Fino ad ora i risultati che ha ottenuto sono stati tutti positivi: in presenza di acqua e vegetazione, il deserto è costretto ad arretrare.
Dal punto di vista ecologico, questo è perfettamente spiegabile: gli interventi di Sepp Holzer modificano il contesto microclimatico della zona interessata, in modo da coprire gli effetti del panorama climatico in cui essa è inserita.
La genesi del suolo nei deserti freddi
I deserti non sono ambienti diffusi solo nella fascia climatica tropicale, perché anche il circolo polare artico e quello antartico sono considerati a tutti gli effetti delle fasce climatiche soggette alla presenza di zone desertiche fredde.

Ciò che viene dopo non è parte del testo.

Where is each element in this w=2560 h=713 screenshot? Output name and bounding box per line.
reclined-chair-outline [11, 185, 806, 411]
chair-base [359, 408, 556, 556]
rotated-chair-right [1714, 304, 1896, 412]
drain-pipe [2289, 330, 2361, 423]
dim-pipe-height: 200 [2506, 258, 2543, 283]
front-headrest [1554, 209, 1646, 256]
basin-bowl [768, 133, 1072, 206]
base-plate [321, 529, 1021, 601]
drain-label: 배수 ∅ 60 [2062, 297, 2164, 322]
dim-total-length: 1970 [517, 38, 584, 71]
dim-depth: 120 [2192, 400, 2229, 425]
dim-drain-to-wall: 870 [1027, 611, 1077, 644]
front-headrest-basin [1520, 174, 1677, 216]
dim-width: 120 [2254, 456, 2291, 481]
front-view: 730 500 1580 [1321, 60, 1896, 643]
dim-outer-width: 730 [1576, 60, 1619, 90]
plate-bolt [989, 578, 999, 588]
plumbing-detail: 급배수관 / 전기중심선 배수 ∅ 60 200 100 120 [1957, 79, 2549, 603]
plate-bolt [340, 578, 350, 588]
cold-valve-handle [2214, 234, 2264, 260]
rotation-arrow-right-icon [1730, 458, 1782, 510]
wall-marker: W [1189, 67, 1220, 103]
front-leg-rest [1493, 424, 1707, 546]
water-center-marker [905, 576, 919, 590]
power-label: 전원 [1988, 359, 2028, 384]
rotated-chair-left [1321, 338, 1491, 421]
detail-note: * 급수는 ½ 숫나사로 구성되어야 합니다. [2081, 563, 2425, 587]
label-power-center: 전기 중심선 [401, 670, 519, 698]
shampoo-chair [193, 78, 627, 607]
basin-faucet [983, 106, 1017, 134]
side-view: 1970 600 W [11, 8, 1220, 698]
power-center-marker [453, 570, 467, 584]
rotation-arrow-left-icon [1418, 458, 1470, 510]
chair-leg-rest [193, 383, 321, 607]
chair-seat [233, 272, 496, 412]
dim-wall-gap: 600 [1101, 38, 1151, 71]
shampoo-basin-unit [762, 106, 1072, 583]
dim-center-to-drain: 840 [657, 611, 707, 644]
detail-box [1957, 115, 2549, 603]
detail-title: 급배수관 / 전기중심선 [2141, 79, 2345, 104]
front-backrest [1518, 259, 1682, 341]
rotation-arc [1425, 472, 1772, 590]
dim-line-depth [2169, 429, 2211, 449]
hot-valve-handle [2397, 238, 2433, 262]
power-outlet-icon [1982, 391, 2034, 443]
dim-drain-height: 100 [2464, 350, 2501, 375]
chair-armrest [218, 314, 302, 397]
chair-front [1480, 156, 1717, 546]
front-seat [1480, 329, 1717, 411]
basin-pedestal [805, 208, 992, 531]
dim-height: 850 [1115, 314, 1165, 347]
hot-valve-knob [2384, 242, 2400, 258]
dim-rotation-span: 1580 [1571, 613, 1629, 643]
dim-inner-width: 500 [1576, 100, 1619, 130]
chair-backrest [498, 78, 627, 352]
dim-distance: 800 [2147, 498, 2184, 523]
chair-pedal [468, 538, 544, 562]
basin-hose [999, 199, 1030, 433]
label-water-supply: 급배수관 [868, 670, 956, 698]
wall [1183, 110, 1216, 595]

In mezzo a sconfinate distese di neve, qualche volta la vegetazione trova un modo per colonizzare nuovi territori e ciò sembra, ad un primo sguardo, un fenomeno miracoloso.
Apparentemente la vegetazione della tundra artica sembra crescere direttamente sulla roccia, ma in realtà qui il suolo esiste e si forma regolarmente. Tuttavia, a differenza dei nostri ecosistemi, il principale agente di sviluppo del suolo non è la vegetazione, ma sono gli animali. Questo fenomeno è rappresentato molto chiaramente dal suolo ornitogenico, che si forma attraverso l’accumulo di piume, gusci d’uovo rotti e guano provenienti dai pinguini.
Il materiale organico presente nei nidi di questi uccelli è sufficiente a dare un substrato ai batteri che ne promuovono la decomposizione, creando un sottile strato di humus, il quale a sua volta viene colonizzato stagionalmente dalla vegetazione.
L’humus può fermare la desertificazione
Il particolare escremento solido dei pinguini, il guano, è il principale responsabile della pedogenesi nell’ambiente arido freddo.
Questo materiale è un fertilizzante organico molto ricco di azoto, di fosforo e di potassio: in natura si trova anche sotto forma di giacimenti formatisi in corrispondenza di antiche colonie di pinguini ed altri uccelli marini.
Le testimonianze archeologiche suggeriscono che questo materiale fosse conosciuto dalle popolazioni indigene delle Ande, che lo hanno estratto in piccole isole e punti al largo della costa desertica del Perù per utilizzarlo come ammendante del suolo per almeno 1500 anni.
Oggigiorno questo materiale è sempre più raro e la sua estrazione non è considerata sostenibile, soprattutto perché provoca spesso la distruzione permanente dell’habitat in cui viene estratto.
Ciò tuttavia non deve preoccuparci, dal momento che possiamo realizzare in modo completamente autonomo il nostro fertilizzante utilizzando gli scarti organici o i letami. Si tratta del vermicompost, un fertilizzante sostenibile al 100% dal comprovato effetto ammendante e biostimolante: l’ideale per combattere la desertificazione che avviene anche sul nostro territorio.